3 vitaminas para antes de dormir que fortalecen las piernas después de los 60

Cumplir 60 años no debería significar resignarse a las piernas cansadas, los calambres nocturnos o esa sensación de inestabilidad al bajar una escalera. La buena noticia es que la fortaleza de tus piernas no depende solo del ejercicio o la genética. Hay un momento clave del día para fortalecerlas: justo antes de dormir, cuando el cuerpo se prepara para repararse a sí mismo. Y tres vitaminas específicas pueden marcar toda la diferencia.
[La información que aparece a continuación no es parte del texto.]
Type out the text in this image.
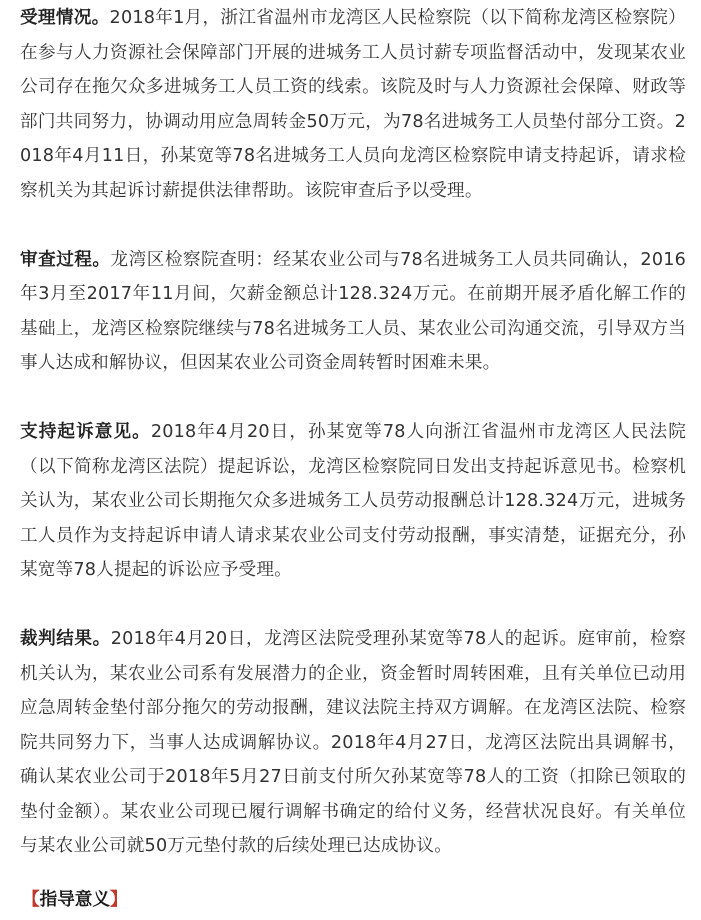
受理情况。2018年1月，浙江省温州市龙湾区人民检察院（以下简称龙湾区检察院）在参与人力资源社会保障部门开展的进城务工人员讨薪专项监督活动中，发现某农业公司存在拖欠众多进城务工人员工资的线索。该院及时与人力资源社会保障、财政等部门共同努力，协调动用应急周转金50万元，为78名进城务工人员垫付部分工资。2018年4月11日，孙某宽等78名进城务工人员向龙湾区检察院申请支持起诉，请求检察机关为其起诉讨薪提供法律帮助。该院审查后予以受理。

审查过程。龙湾区检察院查明：经某农业公司与78名进城务工人员共同确认，2016年3月至2017年11月间，欠薪金额总计128.324万元。在前期开展矛盾化解工作的基础上，龙湾区检察院继续与78名进城务工人员、某农业公司沟通交流，引导双方当事人达成和解协议，但因某农业公司资金周转暂时困难未果。

支持起诉意见。2018年4月20日，孙某宽等78人向浙江省温州市龙湾区人民法院（以下简称龙湾区法院）提起诉讼，龙湾区检察院同日发出支持起诉意见书。检察机关认为，某农业公司长期拖欠众多进城务工人员劳动报酬总计128.324万元，进城务工人员作为支持起诉申请人请求某农业公司支付劳动报酬，事实清楚，证据充分，孙某宽等78人提起的诉讼应予受理。

裁判结果。2018年4月20日，龙湾区法院受理孙某宽等78人的起诉。庭审前，检察机关认为，某农业公司系有发展潜力的企业，资金暂时周转困难，且有关单位已动用应急周转金垫付部分拖欠的劳动报酬，建议法院主持双方调解。在龙湾区法院、检察院共同努力下，当事人达成调解协议。2018年4月27日，龙湾区法院出具调解书，确认某农业公司于2018年5月27日前支付所欠孙某宽等78人的工资（扣除已领取的垫付金额）。某农业公司现已履行调解书确定的给付义务，经营状况良好。有关单位与某农业公司就50万元垫付款的后续处理已达成协议。

【指导意义】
1. Vitamina D: la constructora nocturna de huesos

La vitamina D es fundamental para que el calcio se fije en los huesos. Pero, ¿por qué tomarla antes de dormir? Porque durante el sueño profundo, el cuerpo libera la hormona del crecimiento, que trabaja en conjunto con la vitamina D para reparar el tejido óseo y muscular. Sin suficiente vitamina D, tus piernas se vuelven frágiles y propensas a fracturas. La dosis recomendada para mayores de 60 años es de 800 a 1000 UI diarias. La encuentras en pescados grasos, yemas de huevo y suplementos. Tómala con la cena o justo al acostarte, acompañada de una pequeña porción de grasa saludable para absorberla mejor.

2. Magnesio: el relajante muscular por excelencia

Si alguna vez has sentido esa punzada repentina en la pantorrilla en medio de la noche, tu cuerpo te está pidiendo magnesio. Este mineral no es una vitamina en sentido estricto, pero suele agruparse con ellas por su función esencial. El magnesio relaja las fibras musculares, previene los calambres y mejora la circulación en las piernas. Tomarlo antes de dormir calma el sistema nervioso y favorece un sueño reparador, durante el cual los músculos se reconstruyen. La dosis sugerida es de 300 a 400 mg al día. Está presente en frutos secos, semillas de calabaza, espinacas y el chocolate oscuro. Un vaso pequeño de leche tibia con cacao puro es un excelente aliado nocturno.

3. Vitamina B12: la energía silenciosa de tus nervios

Los adultos mayores suelen tener deficiencia de B12 porque el estómago produce menos ácido para extraerla de los alimentos. La falta de B12 provoca hormigueo, debilidad muscular y pérdida de equilibrio, tres enemigos directos de unas piernas fuertes. Tomarla antes de dormir contribuye a la producción de melatonina, la hormona del sueño, mientras repara la vaina de mielina que recubre los nervios que controlan tus músculos. La dosis recomendada es de 2.4 microgramos diarios, aunque los mayores de 60 a menudo necesitan suplementos de 25 a 100 mcg por la menor absorción. La encuentras en carnes magras, pescado, huevos y lácteos.

El ritual perfecto

Una hora antes de acostarte, prepara un pequeño tentempié: un yogur natural (rico en B12) con nueces (magnesio) y un suplemento de vitamina D. O una infusión de manzanilla con leche y una pizca de cacao. La combinación de estas tres vitaminas, noche tras noche, transformará la salud de tus piernas en cuestión de semanas. Despertarás con menos rigidez, más equilibrio y la seguridad de que tus piernas aún tienen mucha carretera por delante. Consulta siempre con tu médico antes de iniciar cualquier suplementación.